When the episode finished, Maura turned off the television. Although it was early, they had to work the next day, and were on call tomorrow night, as well. She leaned forward to pick up their dishes.
"Don't." Jane said, and put her hand on Maura's shoulder.
"They will be more difficult to clean if they sit much longer, as well as colonizing a number of disturbingly difficult to eradicate pathogens."
"Remind me to have Pop turn up the temperature on the water heater," Jane deadpanned.
"That will not," Maura began, and stopped when she saw the beginning of a smirk. "You're teasing me."
"You're not angry?"
"Why would I be angry?"
"You were earlier."
"I don't want to talk about it."
Maura nodded and picked up the plates again. "I should go home. Bass hasn't had his dinner."
Jane got Maura's empty wineglass and her bottle and followed Maura to the kitchen. "Just put them in the sink.
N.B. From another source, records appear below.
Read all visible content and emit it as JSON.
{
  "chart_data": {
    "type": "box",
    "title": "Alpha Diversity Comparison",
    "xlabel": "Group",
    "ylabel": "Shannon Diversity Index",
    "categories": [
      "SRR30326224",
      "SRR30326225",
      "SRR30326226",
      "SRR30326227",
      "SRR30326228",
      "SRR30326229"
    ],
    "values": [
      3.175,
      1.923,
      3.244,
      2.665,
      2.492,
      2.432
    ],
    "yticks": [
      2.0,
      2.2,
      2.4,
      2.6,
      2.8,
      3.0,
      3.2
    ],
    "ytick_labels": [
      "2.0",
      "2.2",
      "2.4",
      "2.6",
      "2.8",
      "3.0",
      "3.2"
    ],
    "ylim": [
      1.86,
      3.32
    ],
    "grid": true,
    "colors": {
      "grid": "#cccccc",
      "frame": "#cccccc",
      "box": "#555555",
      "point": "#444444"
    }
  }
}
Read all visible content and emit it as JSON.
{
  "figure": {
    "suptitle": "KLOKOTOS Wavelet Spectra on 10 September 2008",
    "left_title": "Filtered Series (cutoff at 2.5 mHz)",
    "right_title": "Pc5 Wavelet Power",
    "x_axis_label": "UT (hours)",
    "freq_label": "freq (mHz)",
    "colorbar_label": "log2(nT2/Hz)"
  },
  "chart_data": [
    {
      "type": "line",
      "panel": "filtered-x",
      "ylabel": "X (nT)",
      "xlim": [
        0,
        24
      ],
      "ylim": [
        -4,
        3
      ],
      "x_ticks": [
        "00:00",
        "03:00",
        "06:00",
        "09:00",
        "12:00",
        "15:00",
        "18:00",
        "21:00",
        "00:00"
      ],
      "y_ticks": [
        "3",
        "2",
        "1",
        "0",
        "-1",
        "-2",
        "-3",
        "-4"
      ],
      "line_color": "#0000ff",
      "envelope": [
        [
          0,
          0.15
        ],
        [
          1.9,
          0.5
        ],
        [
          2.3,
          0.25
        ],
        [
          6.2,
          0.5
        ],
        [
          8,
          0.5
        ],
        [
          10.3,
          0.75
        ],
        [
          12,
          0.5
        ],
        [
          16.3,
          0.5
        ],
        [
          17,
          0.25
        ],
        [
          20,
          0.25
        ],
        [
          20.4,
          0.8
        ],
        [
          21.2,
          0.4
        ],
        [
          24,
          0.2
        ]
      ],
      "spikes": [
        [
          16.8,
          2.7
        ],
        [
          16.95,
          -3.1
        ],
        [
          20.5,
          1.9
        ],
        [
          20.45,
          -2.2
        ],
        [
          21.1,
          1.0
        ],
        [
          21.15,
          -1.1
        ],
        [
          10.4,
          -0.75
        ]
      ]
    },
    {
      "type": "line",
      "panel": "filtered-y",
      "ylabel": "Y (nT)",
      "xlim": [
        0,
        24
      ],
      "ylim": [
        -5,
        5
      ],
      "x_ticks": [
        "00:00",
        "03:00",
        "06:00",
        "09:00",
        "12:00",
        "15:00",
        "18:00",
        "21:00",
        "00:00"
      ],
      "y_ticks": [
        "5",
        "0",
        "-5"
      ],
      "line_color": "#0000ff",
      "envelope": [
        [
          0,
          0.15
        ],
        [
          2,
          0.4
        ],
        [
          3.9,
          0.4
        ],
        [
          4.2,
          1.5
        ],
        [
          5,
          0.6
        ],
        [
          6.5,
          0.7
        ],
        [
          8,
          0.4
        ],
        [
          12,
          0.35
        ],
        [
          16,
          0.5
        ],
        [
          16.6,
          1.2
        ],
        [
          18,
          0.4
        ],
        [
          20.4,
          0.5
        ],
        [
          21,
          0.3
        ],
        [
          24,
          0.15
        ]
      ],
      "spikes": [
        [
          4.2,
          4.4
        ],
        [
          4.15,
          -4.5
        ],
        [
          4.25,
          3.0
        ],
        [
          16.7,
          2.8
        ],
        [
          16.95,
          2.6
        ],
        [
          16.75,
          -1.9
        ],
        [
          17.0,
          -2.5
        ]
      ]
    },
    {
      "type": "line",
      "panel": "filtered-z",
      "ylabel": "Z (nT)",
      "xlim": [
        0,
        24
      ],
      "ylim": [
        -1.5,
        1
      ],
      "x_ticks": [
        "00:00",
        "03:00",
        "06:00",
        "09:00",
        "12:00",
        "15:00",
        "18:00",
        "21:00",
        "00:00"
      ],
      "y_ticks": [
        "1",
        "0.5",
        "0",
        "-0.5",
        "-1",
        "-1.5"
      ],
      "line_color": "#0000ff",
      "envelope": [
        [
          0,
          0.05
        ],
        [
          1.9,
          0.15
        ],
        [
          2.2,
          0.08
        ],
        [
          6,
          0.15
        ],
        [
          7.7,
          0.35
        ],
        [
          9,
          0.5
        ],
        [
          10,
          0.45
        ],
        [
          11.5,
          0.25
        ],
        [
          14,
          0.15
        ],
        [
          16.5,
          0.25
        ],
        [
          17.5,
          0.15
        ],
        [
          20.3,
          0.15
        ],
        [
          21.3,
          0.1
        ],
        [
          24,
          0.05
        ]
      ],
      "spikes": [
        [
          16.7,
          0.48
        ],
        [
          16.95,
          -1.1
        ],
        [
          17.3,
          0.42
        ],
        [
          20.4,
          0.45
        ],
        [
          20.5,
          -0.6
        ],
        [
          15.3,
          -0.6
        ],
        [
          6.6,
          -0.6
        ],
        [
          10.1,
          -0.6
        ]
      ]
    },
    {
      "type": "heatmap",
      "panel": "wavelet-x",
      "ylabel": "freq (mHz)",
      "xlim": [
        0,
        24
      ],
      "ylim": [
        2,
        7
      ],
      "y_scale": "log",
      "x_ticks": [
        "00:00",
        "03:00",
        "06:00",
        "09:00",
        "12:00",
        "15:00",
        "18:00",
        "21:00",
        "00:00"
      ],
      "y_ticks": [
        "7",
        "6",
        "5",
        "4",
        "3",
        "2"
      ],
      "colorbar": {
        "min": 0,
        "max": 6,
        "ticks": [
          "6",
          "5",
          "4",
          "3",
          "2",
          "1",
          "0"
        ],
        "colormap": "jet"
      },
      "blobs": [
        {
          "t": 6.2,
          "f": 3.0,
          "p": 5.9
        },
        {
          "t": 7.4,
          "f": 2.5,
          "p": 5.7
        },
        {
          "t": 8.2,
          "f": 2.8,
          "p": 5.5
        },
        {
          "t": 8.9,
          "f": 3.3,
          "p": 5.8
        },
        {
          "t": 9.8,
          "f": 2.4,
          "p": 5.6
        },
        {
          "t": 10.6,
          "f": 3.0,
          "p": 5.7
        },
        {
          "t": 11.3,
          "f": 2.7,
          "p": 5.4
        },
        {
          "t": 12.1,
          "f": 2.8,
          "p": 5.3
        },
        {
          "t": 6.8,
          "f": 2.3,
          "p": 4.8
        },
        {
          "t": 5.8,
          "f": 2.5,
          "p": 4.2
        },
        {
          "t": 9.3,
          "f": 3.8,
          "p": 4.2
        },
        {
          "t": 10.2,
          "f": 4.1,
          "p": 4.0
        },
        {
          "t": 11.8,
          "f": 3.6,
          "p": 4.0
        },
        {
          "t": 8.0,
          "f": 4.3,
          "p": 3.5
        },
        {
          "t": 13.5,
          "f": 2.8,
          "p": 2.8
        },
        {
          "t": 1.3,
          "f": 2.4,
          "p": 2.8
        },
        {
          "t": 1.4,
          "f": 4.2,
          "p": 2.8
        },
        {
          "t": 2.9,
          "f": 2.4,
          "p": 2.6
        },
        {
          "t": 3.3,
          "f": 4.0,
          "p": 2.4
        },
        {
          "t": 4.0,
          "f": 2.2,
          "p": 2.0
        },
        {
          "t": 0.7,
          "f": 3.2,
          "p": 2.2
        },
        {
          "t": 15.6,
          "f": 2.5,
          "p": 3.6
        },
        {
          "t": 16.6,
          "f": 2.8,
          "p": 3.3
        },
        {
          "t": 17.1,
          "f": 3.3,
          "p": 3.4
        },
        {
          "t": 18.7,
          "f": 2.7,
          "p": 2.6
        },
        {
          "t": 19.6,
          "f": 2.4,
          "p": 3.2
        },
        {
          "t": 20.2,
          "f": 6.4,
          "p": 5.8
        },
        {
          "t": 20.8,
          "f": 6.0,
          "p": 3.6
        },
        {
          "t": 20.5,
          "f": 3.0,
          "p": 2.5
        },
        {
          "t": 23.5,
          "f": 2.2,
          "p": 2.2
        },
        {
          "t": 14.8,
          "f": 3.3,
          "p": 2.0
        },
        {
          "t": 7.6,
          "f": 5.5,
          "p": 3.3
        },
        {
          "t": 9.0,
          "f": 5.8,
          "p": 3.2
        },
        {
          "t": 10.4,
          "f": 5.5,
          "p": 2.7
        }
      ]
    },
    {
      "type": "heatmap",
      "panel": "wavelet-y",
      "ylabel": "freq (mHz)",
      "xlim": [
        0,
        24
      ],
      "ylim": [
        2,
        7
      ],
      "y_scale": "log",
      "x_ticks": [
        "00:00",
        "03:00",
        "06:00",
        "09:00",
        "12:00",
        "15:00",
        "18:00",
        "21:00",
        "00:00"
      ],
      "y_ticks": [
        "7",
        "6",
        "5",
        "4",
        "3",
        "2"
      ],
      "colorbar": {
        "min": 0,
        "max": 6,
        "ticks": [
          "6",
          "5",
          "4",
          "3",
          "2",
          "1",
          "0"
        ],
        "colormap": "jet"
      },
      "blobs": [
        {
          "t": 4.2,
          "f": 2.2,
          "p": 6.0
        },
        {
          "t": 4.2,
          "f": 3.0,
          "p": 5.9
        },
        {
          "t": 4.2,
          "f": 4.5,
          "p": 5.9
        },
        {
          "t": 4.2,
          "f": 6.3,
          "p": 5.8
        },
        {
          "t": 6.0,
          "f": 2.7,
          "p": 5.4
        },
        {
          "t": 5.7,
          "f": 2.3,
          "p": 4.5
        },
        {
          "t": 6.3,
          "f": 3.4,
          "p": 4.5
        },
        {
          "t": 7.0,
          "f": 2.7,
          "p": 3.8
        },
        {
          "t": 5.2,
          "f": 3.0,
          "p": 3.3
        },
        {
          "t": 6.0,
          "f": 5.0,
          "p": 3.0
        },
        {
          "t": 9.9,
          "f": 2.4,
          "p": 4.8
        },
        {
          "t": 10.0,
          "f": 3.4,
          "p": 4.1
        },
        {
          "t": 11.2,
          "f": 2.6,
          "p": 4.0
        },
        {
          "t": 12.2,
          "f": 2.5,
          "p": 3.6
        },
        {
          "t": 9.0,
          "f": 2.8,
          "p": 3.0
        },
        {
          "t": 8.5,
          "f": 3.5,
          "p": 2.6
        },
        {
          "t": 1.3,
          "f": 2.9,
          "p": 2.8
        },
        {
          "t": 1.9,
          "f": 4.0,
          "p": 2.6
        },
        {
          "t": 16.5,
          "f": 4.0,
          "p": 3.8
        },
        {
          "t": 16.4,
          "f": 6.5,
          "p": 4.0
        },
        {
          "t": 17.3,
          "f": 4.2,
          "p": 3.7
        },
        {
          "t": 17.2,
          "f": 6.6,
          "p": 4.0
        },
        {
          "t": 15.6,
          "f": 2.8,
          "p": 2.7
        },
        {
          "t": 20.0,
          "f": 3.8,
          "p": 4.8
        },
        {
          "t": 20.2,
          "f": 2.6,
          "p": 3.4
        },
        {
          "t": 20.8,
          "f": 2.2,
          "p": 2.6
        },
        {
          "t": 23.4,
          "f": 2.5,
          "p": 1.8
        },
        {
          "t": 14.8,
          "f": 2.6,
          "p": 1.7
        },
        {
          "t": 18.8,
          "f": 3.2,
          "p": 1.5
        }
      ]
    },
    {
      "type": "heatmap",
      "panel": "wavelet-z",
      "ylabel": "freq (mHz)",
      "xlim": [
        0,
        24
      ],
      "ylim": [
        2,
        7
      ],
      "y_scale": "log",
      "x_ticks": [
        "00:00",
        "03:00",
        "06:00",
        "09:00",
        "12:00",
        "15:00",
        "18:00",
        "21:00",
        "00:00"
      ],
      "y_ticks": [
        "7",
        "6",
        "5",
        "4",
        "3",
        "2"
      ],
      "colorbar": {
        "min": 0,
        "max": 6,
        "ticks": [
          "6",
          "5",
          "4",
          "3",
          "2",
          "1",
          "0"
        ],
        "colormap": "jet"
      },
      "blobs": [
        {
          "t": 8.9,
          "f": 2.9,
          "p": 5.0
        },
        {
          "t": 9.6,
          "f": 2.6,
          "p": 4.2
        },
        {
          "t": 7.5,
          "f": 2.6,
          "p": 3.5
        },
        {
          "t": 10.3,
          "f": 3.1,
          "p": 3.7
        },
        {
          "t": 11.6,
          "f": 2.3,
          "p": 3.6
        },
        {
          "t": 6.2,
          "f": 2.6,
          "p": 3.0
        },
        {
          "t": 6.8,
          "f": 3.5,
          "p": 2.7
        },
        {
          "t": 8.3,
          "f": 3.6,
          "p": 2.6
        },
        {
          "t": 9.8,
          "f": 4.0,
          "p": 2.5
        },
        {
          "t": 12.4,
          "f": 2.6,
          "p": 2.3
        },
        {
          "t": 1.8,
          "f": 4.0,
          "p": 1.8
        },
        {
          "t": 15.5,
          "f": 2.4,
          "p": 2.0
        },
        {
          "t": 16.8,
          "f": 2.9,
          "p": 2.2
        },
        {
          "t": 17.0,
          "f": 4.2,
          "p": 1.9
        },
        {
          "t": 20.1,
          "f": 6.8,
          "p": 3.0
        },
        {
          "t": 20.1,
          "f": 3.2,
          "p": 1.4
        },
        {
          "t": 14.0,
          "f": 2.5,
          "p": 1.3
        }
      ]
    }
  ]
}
I'll get them later."
Maura ignored her and rinsed everything before putting it in the dishwasher. When she finished, she kissed Jane's cheek. "See you in the morning."
"Are you mad?"
"What did I do that you're in such a rush to take off?"
"Bass needs to eat, too. You're welcome to join us."
"Yes, Jane, you're always welcome in my home."
"Give me a minute to get my stuff."
Five minutes later, Jane joined Maura at the door. She opened it, called Joe Friday, and after locking it, followed Maura down to her car.